Your Declassified Scary Movie Night Survival Guide

The lights are switched off.  You are sitting on your couch with your friends staring at your TV. You squint your eyes knowing an unbelievably horrid creature will meet you face to face, look you in the eyes, and stare into the depths of your soul.  

After minutes of suspension and unbearable anticipation you bravely open your eyes. 

BAD DECISION!  BAD DECISION! You scream.  Your friends laugh at you.  

Scary movie night is “so much fun.” 

It’s Halloween season, which means scary movies are unavoidable. There are already new horror movies out this year ranging from a demonic nun to the second return of serial killer Michael Meyers.  

That sounds scary enough, right?

To help prepare yourself for scary movie nights in your near future, here is a declassified survival guide.

The first tip to survival is to have a blanket.  You need something to cover your face every other minute when a scary scene pops up and something to make you feel protected from the monsters that will most definitely grab you through the screen.

A blanket works perfectly.

The second tip is to not hold liquids. Enjoying a Coke during a normal movie is refreshing, but trying to drink during a scary movie can be tragic. One glance at the TV can result in you throwing your drink all over yourself and your friends.

Third, bring a friend that is as easily scared as you or worse. Then you wouldn’t be the only one screaming, looking away, or potentially crying. While people will be laughing at you, you can also have someone to laugh with or at too.   

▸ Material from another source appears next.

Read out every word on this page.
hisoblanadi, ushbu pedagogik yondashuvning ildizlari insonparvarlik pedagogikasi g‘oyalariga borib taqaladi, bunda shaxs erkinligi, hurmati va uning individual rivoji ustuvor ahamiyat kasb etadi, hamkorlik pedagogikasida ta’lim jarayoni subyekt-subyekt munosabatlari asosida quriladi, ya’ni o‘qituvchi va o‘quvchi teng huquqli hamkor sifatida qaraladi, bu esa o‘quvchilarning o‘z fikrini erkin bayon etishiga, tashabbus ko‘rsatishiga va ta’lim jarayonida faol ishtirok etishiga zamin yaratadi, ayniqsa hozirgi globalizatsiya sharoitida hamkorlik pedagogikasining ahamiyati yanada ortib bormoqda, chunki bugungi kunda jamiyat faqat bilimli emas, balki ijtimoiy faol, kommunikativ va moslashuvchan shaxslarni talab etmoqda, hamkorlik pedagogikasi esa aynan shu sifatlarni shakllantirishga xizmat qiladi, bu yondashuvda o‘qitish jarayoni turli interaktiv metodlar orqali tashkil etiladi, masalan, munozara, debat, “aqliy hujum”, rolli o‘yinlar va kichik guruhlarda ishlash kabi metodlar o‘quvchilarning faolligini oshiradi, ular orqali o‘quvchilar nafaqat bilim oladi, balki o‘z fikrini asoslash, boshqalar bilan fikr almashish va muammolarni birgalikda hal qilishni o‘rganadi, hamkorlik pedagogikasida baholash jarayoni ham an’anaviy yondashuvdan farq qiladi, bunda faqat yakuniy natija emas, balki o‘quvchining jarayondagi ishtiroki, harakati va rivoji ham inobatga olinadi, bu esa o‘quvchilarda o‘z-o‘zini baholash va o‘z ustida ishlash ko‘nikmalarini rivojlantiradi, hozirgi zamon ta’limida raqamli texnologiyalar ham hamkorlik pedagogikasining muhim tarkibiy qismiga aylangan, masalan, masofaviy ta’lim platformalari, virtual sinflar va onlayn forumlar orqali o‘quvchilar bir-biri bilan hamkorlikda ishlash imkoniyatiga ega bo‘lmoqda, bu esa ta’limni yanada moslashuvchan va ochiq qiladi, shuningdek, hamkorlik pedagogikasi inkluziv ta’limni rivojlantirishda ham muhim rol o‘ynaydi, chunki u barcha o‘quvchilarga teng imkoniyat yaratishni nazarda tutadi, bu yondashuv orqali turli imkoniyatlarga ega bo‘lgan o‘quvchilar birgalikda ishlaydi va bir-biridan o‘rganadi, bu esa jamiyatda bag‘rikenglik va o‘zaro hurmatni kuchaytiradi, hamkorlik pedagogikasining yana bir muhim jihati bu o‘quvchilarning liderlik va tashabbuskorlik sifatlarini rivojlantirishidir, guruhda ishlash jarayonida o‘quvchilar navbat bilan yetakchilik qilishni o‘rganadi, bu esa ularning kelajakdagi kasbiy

The last survival tip is for emergency situations. The tip is to sit on the outside of the group. When the movie gets insanely horrifying, you can quickly walk to another room and watch innocent, non-horrifying cartoons.  

If you still don’t think you’ll be able to handle a scary movie night after this survival guide, don’t feel guilty. You’re not alone.  

Phobophobia, the fear of fear, is alive and well. Local support groups can be found in any G-rated movie theater.  

I hope this survival guide serves you well.